The point is that history is marked by change. No change, no history.

And some day history will come to an end. When the last bit of iron from the last skyscraper rusts into nothingness, when eventually the earth, and humans on the earth, presuming we still survive, find some sort of new dynamic equilibrium, there will no longer be any history. People will live once again in the cycles of the earth, the cycles of the sun and moon, the seasons. And longer cycles, too, of fish who slip into seas then return to rivers full of new life, of insects who sleep for years to awaken on hot summer afternoons, of martens who make massive migrations once every several human generations, of the rise and fall of populations of snowshoe hare and the lynx who eat them. And longer cycles still, the birth, growth, death, and decay of great trees, the swaying of rivers in their courses, the rise and fall of mountains. All these cycles, these circles great and small.

That’s looking at history from an ecological level. From a social or perceptual level, history started when certain groups or classes of people for whatever reason gained the ability to tell the story of what was going on. Monopolizing the story allowed them to set up a worldview to which they could then get other people to subscribe. History is always told by the people in control. The lower classes—and other species—may or may not subscribe to an academic or upper class description of events, but to some degree most of us do buy into it.

And buying into it carries a series of perceptual consequences, not the least of which is the inability to envision living ahistorically, which means living sustainably, because a sustainable way of living would not be marked, obviously, by changes in the larger landscape.

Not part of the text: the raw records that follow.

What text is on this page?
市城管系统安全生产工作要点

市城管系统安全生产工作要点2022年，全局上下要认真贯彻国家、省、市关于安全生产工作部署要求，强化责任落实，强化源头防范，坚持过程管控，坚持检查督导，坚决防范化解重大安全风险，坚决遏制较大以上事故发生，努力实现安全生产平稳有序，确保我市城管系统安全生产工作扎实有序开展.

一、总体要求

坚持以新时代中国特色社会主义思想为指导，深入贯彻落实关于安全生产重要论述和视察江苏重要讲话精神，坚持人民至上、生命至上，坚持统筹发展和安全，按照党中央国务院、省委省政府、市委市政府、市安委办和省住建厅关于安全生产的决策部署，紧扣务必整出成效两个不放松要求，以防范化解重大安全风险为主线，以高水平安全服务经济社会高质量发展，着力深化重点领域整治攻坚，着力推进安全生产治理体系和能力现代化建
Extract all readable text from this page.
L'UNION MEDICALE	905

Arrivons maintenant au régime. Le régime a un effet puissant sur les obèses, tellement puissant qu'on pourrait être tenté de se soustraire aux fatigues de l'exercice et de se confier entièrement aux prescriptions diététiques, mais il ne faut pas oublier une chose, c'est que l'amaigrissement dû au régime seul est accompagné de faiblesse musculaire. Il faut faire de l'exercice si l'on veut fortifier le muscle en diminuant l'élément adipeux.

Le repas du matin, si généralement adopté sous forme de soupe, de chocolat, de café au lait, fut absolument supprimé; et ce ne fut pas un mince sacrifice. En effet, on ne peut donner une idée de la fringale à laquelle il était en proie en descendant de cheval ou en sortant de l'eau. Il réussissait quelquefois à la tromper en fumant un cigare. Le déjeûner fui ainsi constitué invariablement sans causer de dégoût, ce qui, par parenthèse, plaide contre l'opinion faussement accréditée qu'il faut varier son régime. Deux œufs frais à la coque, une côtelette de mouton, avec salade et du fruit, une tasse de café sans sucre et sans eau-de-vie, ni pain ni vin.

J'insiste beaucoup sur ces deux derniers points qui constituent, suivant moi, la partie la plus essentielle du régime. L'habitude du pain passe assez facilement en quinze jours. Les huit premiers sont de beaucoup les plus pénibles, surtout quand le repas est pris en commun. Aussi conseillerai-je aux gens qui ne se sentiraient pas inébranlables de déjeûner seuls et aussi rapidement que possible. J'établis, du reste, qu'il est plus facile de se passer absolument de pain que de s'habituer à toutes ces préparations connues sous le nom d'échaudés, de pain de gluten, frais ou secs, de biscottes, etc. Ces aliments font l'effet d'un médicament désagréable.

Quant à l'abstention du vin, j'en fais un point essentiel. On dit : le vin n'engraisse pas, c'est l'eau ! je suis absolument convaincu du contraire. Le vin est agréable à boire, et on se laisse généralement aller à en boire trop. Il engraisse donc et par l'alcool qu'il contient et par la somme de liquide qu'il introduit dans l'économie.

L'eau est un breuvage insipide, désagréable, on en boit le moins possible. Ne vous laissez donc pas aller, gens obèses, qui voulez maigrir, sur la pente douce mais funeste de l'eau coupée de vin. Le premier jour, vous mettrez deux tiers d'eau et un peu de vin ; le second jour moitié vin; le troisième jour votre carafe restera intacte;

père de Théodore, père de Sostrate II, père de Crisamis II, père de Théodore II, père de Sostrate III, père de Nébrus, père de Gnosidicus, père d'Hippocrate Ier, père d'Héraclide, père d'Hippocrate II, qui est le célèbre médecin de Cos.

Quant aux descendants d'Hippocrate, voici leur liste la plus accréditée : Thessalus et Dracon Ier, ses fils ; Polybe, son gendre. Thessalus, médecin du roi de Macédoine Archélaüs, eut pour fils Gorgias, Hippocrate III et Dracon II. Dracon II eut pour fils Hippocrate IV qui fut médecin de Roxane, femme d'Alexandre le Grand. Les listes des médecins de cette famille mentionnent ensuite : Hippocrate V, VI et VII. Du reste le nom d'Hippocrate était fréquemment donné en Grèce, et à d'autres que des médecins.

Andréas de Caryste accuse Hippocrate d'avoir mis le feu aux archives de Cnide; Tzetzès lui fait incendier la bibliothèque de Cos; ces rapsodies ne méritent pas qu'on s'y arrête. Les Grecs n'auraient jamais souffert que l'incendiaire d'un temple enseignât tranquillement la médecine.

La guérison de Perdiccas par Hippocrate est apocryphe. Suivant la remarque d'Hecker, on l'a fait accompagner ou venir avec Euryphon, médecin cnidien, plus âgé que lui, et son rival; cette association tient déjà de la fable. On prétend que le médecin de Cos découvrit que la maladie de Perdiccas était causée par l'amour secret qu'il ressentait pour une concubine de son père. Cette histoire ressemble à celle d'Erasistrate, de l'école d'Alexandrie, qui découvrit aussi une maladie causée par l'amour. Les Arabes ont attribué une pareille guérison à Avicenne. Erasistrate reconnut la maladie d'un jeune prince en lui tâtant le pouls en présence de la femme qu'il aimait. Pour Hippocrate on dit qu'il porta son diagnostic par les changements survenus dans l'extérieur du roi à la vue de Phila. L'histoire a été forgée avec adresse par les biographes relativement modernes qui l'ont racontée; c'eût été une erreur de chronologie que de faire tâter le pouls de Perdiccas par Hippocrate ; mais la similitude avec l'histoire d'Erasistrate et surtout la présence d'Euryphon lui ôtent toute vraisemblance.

Another way to say all of this is that to perceive history as inevitable or natural is to render impossible the belief that we can go “back” to being nonindustrialized, indeed noncivilized, and to create the notion that to do either of these isn’t, in a larger sense, backwards at all. To perceive history as inevitable is to make sustainability impossible. The opposite is true as well. To the degree that we can liberate ourselves from the historical perspective that holds us captive and fall again into the cyclical patterns that characterize the natural world—including natural human communities—we’ll find that the notions of forward and backward will likewise lose their primacy. At that point we will once again simply be living. We will learn to not make those markers on the earth that cause history, markers of environmental degradation, and both we and the rest of the world will at long last be able to heave a huge sigh of relief.